Imagine a world where content creators work tirelessly to produce articles, stories, and insights—but see virtually none of the visitors and ad revenue they once counted on. That’s the reality arising from a shift toward AI-powered “answer engines,” where tools like ChatGPT and Google’s AI Overviews deliver instant answers—without ever sending users to the source.
The Value Exchange Is Broken
For years, search engines operated on a simple bargain: creators produce content, platforms index it, and readers visit—sharing ad revenue and visibility. But that balance is collapsing. Today, search-to-visit ratios have plummeted—Google now refers far fewer users back to websites. AI firms like OpenAI are even worse, often extracting vast quantities of data without sending a single click in return.
This is more than a technical glitch—it’s a systemic threat to the internet’s economic foundation.
Enter Matthew Prince: A Call to Protect the Open Web
Cloudflare’s CEO, Matthew Prince, sees this as an existential crisis for content creators—and by extension, the internet itself. His answer? Flip the script: block AI bots by default, and only let them in if they agree to compensate content owners.
That’s not just disruption—it’s a challenge to the way the web operates.

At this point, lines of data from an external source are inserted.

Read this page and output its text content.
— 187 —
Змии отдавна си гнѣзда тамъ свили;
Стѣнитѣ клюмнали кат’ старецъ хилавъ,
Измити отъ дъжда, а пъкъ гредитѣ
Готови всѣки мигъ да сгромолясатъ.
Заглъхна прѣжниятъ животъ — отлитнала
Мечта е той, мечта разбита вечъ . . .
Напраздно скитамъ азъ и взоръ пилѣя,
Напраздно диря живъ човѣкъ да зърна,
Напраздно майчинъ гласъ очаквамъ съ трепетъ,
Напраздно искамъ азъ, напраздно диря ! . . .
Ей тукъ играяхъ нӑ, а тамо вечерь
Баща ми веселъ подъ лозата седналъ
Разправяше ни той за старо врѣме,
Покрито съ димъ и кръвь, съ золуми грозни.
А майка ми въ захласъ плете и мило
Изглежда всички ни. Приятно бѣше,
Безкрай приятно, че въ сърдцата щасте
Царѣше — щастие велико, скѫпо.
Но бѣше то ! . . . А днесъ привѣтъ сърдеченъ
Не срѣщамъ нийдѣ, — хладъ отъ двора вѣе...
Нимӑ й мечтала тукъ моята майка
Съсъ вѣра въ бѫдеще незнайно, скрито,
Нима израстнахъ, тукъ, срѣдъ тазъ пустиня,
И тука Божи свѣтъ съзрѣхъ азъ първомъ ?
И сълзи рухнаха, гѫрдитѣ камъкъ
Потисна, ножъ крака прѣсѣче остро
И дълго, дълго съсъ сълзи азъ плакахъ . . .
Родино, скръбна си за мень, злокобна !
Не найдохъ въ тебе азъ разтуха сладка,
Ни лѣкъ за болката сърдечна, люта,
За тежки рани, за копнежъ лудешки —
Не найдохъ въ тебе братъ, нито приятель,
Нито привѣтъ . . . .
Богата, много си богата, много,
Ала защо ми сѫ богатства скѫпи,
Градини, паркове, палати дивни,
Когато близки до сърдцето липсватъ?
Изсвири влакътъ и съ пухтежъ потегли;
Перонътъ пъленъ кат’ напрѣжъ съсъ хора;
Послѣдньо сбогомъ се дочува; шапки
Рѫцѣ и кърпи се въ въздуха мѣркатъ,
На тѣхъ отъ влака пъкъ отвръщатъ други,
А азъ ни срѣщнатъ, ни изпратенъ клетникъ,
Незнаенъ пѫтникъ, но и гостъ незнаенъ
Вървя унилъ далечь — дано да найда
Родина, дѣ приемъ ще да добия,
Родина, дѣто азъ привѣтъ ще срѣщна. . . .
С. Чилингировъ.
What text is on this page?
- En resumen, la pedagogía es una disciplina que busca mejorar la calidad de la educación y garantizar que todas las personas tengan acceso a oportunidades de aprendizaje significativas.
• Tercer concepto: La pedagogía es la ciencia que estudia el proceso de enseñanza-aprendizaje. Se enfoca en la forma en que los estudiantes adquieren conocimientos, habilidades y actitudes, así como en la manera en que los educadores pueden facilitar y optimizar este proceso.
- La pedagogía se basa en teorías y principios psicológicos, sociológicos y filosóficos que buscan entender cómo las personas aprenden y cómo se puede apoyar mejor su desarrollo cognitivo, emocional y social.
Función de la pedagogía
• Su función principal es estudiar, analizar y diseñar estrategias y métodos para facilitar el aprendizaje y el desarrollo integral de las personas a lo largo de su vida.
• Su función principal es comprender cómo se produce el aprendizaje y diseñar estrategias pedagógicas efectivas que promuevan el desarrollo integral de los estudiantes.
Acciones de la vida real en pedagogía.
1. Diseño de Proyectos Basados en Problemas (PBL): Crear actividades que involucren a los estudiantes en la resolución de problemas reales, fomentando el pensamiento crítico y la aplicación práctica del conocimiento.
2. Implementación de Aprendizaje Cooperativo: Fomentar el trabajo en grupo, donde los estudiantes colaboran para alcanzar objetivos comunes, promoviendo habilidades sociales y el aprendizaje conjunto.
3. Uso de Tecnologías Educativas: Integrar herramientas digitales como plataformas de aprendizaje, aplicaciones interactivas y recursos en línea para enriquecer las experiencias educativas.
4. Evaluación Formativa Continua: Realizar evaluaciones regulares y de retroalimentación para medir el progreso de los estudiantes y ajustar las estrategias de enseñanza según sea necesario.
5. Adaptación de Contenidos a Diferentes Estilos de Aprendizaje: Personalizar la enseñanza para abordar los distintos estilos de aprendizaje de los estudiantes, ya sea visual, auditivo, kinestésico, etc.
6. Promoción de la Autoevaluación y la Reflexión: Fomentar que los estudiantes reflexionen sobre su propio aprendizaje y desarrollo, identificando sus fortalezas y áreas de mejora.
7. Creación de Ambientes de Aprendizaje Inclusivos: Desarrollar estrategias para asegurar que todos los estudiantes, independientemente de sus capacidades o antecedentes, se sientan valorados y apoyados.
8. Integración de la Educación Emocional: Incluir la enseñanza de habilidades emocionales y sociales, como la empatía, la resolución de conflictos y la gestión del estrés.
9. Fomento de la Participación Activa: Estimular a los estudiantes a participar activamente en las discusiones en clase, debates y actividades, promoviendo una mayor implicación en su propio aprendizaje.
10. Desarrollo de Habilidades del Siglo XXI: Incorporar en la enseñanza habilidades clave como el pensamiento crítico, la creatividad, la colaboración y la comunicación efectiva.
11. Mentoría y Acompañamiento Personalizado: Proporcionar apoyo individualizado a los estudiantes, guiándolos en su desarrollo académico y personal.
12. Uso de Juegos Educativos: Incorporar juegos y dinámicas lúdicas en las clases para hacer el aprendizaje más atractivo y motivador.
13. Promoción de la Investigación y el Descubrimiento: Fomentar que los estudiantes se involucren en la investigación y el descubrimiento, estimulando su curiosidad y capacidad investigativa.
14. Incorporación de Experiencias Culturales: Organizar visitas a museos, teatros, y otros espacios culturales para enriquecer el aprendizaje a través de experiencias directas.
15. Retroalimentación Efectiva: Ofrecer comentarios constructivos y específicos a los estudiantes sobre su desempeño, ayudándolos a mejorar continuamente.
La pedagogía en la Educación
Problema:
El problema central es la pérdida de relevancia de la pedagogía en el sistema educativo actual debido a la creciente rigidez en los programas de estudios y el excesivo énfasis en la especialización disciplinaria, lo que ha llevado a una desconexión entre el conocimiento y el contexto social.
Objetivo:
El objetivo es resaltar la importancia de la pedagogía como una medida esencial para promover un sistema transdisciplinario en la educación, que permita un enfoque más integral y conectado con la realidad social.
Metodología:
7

Pay-Per-Crawl: A Third Path
Cloudflare’s solution introduces a new middle ground—one that moves beyond “allow” or “block.” It’s called Pay-Per-Crawl.
- Publishers set a flat, per-request fee.
- A crawler either pays (permissions granted), gets blocked, or is allowed for free.
- Technically, this hinges on the long-forgotten HTTP 402 “Payment Required” status, but upgraded for today’s AI-driven world.
- Cloudflare handles the infrastructure—including identifying AI bots, managing rules, and even acting as the merchant to process payments.
In essence, content creators can finally monetize the AI access their work supports.
Will It Work?
There are skeptics. Critics point out flaws: flat-rate pricing ignores the varying value of content, and enforcing paywalls is no easy feat—bots can disguise themselves, bypass protections, and gain access without paying.
And then there’s the case of Perplexity. Cloudflare caught its AI bot bypassing crawl restrictions—impersonating Chrome, rotating IPs, ignoring robots.txt. Compared to compliant services like ChatGPT, Perplexity’s tactics are a stark reminder of how fragile this system remains.
What’s Next for the Open Web?
Right now, Pay-Per-Crawl is in private beta, supported by major publishers like The Associated Press, Reddit, and Condé Nast. The idea: create a fair playing field where content earns its keep—even in an AI-first world.
Will this spark cooperation, spark backlash, or both? It could redefine the economy of digital content—and determine whether creators continue producing what fuels the future of AI and the internet.